Some of my reasoning for entering the text at this moment might have to do with a confluence of conversational topics swarming about of late (“War is Peace”), internet memes (“Facebook is the telescreen”) and the like. And too, 1984 is sort of a benchmark for me. It was one of “those years” when I was to walk through a door into the free world and transform into something closely resembling an adult.
I’ve always been fascinated with how the past conceived the future — yesterday’s tomorrow‘s, as it were. Back when I worked in a bookstore — right around that very year — there was big picture book that I’d hunker down with and flip leisurely through. Futurists imagining our late 20th/21st Century lives. Orwell’s late 20th Century, of course, wasn’t optimistic, but does indeed feel eerily prescient and therefore alarmingly unheeded 30 years gone.
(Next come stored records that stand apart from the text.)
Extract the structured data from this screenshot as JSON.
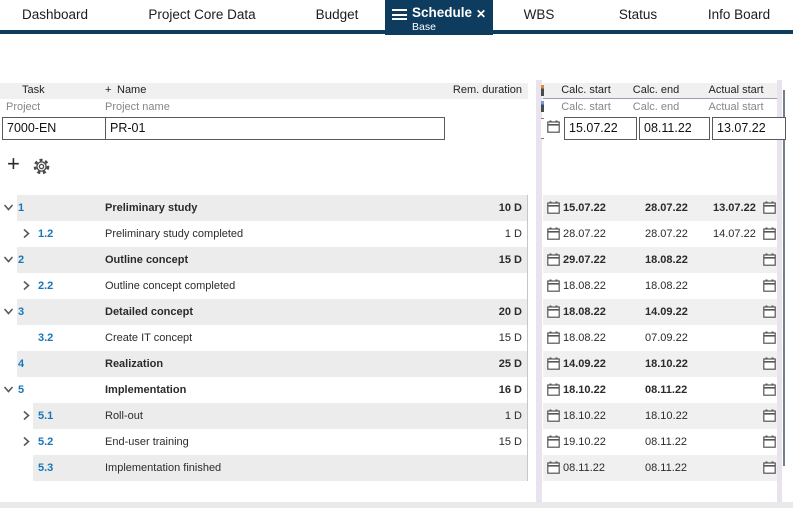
{
  "tabs": [
    {
      "label": "Dashboard"
    },
    {
      "label": "Project Core Data"
    },
    {
      "label": "Budget"
    },
    {
      "label": "Schedule",
      "active": true,
      "sublabel": "Base"
    },
    {
      "label": "WBS"
    },
    {
      "label": "Status"
    },
    {
      "label": "Info Board"
    }
  ],
  "active_tab": {
    "label": "Schedule",
    "sublabel": "Base",
    "close": "✕"
  },
  "header_row1": {
    "task": "Task",
    "name_plus": "+",
    "name": "Name",
    "rem_duration": "Rem. duration",
    "calc_start": "Calc. start",
    "calc_end": "Calc. end",
    "actual_start": "Actual start"
  },
  "header_row2": {
    "task": "Project",
    "name": "Project name",
    "calc_start": "Calc. start",
    "calc_end": "Calc. end",
    "actual_start": "Actual start"
  },
  "filter_row": {
    "task_value": "7000-EN",
    "name_value": "PR-01",
    "calc_start": "15.07.22",
    "calc_end": "08.11.22",
    "actual_start": "13.07.22"
  },
  "toolbar": {
    "add_label": "+",
    "gear_icon": "settings"
  },
  "rows": [
    {
      "num": "1",
      "level": 0,
      "chevron": "down",
      "bold": true,
      "name": "Preliminary study",
      "rem": "10 D",
      "calc_start": "15.07.22",
      "calc_end": "28.07.22",
      "actual_start": "13.07.22"
    },
    {
      "num": "1.2",
      "level": 1,
      "chevron": "right",
      "bold": false,
      "name": "Preliminary study completed",
      "rem": "1 D",
      "calc_start": "28.07.22",
      "calc_end": "28.07.22",
      "actual_start": "14.07.22"
    },
    {
      "num": "2",
      "level": 0,
      "chevron": "down",
      "bold": true,
      "name": "Outline concept",
      "rem": "15 D",
      "calc_start": "29.07.22",
      "calc_end": "18.08.22",
      "actual_start": ""
    },
    {
      "num": "2.2",
      "level": 1,
      "chevron": "right",
      "bold": false,
      "name": "Outline concept completed",
      "rem": "",
      "calc_start": "18.08.22",
      "calc_end": "18.08.22",
      "actual_start": ""
    },
    {
      "num": "3",
      "level": 0,
      "chevron": "down",
      "bold": true,
      "name": "Detailed concept",
      "rem": "20 D",
      "calc_start": "18.08.22",
      "calc_end": "14.09.22",
      "actual_start": ""
    },
    {
      "num": "3.2",
      "level": 1,
      "chevron": "none",
      "bold": false,
      "name": "Create IT concept",
      "rem": "15 D",
      "calc_start": "18.08.22",
      "calc_end": "07.09.22",
      "actual_start": ""
    },
    {
      "num": "4",
      "level": 0,
      "chevron": "none",
      "bold": true,
      "name": "Realization",
      "rem": "25 D",
      "calc_start": "14.09.22",
      "calc_end": "18.10.22",
      "actual_start": ""
    },
    {
      "num": "5",
      "level": 0,
      "chevron": "down",
      "bold": true,
      "name": "Implementation",
      "rem": "16 D",
      "calc_start": "18.10.22",
      "calc_end": "08.11.22",
      "actual_start": ""
    },
    {
      "num": "5.1",
      "level": 1,
      "chevron": "right",
      "bold": false,
      "name": "Roll-out",
      "rem": "1 D",
      "calc_start": "18.10.22",
      "calc_end": "18.10.22",
      "actual_start": ""
    },
    {
      "num": "5.2",
      "level": 1,
      "chevron": "right",
      "bold": false,
      "name": "End-user training",
      "rem": "15 D",
      "calc_start": "19.10.22",
      "calc_end": "08.11.22",
      "actual_start": ""
    },
    {
      "num": "5.3",
      "level": 1,
      "chevron": "none",
      "bold": false,
      "name": "Implementation finished",
      "rem": "",
      "calc_start": "08.11.22",
      "calc_end": "08.11.22",
      "actual_start": ""
    }
  ],
  "colors": {
    "navy": "#0d3c5f",
    "accent_blue": "#1877b8",
    "row_alt_left": "#ececec",
    "row_alt_right": "#f0f0f0",
    "header_bg": "#f0f0f0",
    "splitter_lavender": "#e9e3ef",
    "scroll_thumb": "#72808e"
  }
}
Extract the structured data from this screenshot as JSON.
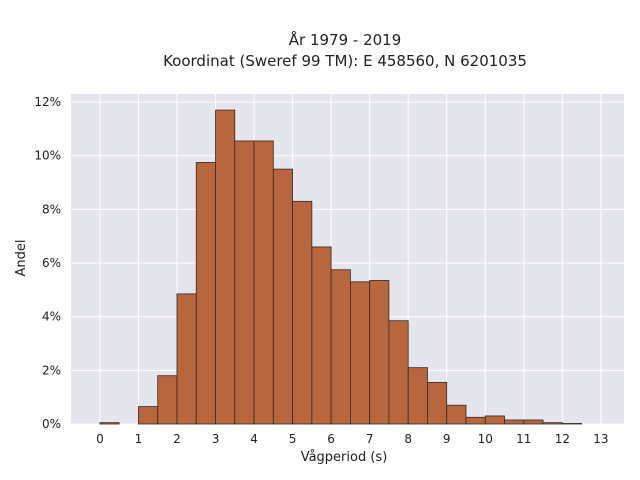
{
  "chart_data": {
    "type": "bar",
    "title": "År 1979 - 2019",
    "subtitle": "Koordinat (Sweref 99 TM): E 458560, N 6201035",
    "xlabel": "Vågperiod (s)",
    "ylabel": "Andel",
    "bin_width": 0.5,
    "bin_starts": [
      0,
      0.5,
      1,
      1.5,
      2,
      2.5,
      3,
      3.5,
      4,
      4.5,
      5,
      5.5,
      6,
      6.5,
      7,
      7.5,
      8,
      8.5,
      9,
      9.5,
      10,
      10.5,
      11,
      11.5,
      12,
      12.5
    ],
    "values": [
      0.05,
      0,
      0.65,
      1.8,
      4.85,
      9.75,
      11.7,
      10.55,
      10.55,
      9.5,
      8.3,
      6.6,
      5.75,
      5.3,
      5.35,
      3.85,
      2.1,
      1.55,
      0.7,
      0.25,
      0.3,
      0.15,
      0.15,
      0.05,
      0.02,
      0
    ],
    "xlim": [
      -0.75,
      13.6
    ],
    "ylim": [
      0,
      12.3
    ],
    "x_ticks": [
      0,
      1,
      2,
      3,
      4,
      5,
      6,
      7,
      8,
      9,
      10,
      11,
      12,
      13
    ],
    "y_ticks": [
      0,
      2,
      4,
      6,
      8,
      10,
      12
    ],
    "y_tick_suffix": "%",
    "grid": true,
    "colors": {
      "bar_fill": "#b8663e",
      "bar_stroke": "#3a2a20",
      "plot_background": "#e5e5ee",
      "grid": "#ffffff"
    }
  }
}
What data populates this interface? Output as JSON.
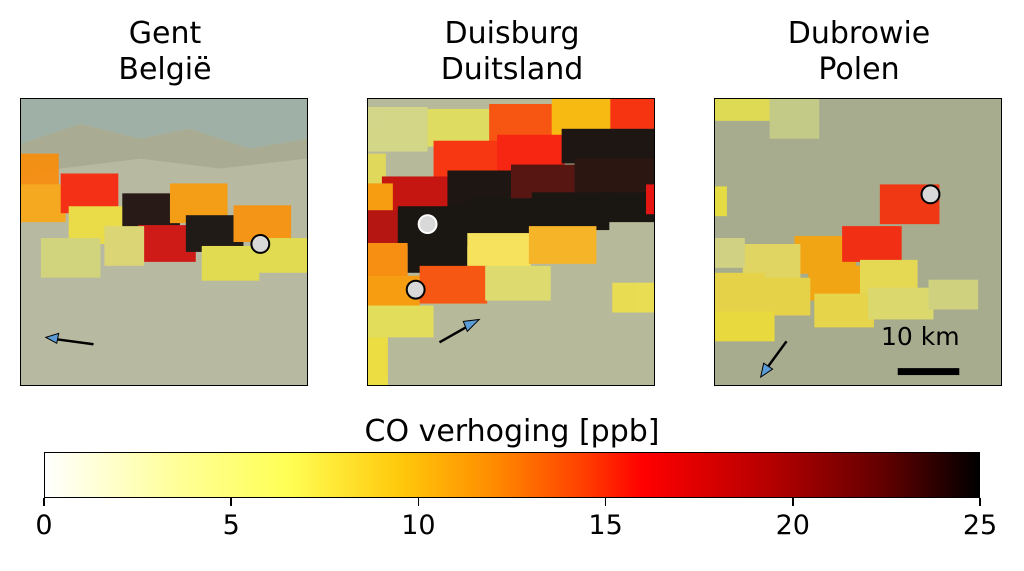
{
  "chart_data": {
    "type": "heatmap",
    "panels": [
      {
        "name": "gent",
        "title_line1": "Gent",
        "title_line2": "België"
      },
      {
        "name": "duisburg",
        "title_line1": "Duisburg",
        "title_line2": "Duitsland"
      },
      {
        "name": "dubrowie",
        "title_line1": "Dubrowie",
        "title_line2": "Polen"
      }
    ],
    "scale_bar_label": "10 km",
    "colorbar": {
      "label": "CO verhoging [ppb]",
      "range": [
        0,
        25
      ],
      "ticks": [
        "0",
        "5",
        "10",
        "15",
        "20",
        "25"
      ],
      "colormap": "hot_r"
    }
  }
}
Poor Winston Smith, citizen of Oceania, an employee of the Ministry of Truth, spends his days airbrushing the present and the past, sending the the “truth” down the “memory hole” to be incinerated. Haunted by what he too has been implicated in, he pours over the hidden history about Oceania’s on-going war with Eurasia trying to gather some sense of clarity:
The war, therefore, if we judge it by the standards of previous wars, is merely an imposture. It is like the battles between certain ruminant animals whose horns are set at such an angle that they are incapable of hurting one another. but though it is unreal it is not meaningless. It eats up the surplus of consumable goods, and it helps preserve the special mental atmosphere that a hierarchical society needs. War, it will be seen, i a purely internal affair . . . . In our own day they are not fighting against one another at all. The war is waged by each ruling group against its own subjects, and the object of the war is not to make or prevent conquests of territory, but to keep thte structure of society in tact.”
And so, as the plot thickens, three-quarters of the way through, Winston’s reality pulls into focus: Oceania as a society distracted by faux news, high-octaine alcohol and is run by a government that mutes real-world tragedies and danger — truth is “classified.”
Of course it’s a mirror. All of this is potent, particularly now as we seem to live on a diet of distraction and obfuscation. I think about this more and more as I’ve been grading student papers — their pieces of journalism. Not all, but some are studded with of idiosyncratic placement of capital letters (california is Awesome) — a feature of Newspeak, strange leaps at geographical location, “Next year, he will be traveling to Afghanistan, Iraq to film the music video.) — conflation a tenet of Newspeak as well. Or pop-culture placeholders standing in for their own ideas “The eggs are cold . . . . the Jell-O’s jigging.” I suppose, themselves, slogans. If you can’t communicate with clarity — if you don’t even know what it is you think — where does that leave you? We’re held together by language and our memories — our sense of our place in the world. The manner in which we express ideas, facts and impressions make us who we are. The past and present are the foundation of the future, but what if we don’t know either?
Revolution, Orwell underscores, does begin with language, rhetoric and its power to sway us emotionally. “It’s a beautiful thing, the destruction of words.” Controlling that language: it’s verbs and adjectives it’s nouns — controls its power and breadth and possibility — and so too it’s people.
Remember, says Winston’s co-worker Symes, shortly before he is disappeared: “The revolution will be complete when the language is perfect.”
War is Peace
Slavery is Freedom
Ignorance is Strength
I ended up at the movies today (rare treat) where I saw Fair Game with Naomi Watts and Sean Penn as ex-CIA-operative, Valerie Plame and ex-U.S. ambassador, Joe Wilson, respectively. The timing too, was eerie, with Orwell’s Newspeak still in my head. Talk of WMD’s and top-down control of the official government narrative and the like — it was most likely much more effective for me because of the larger context.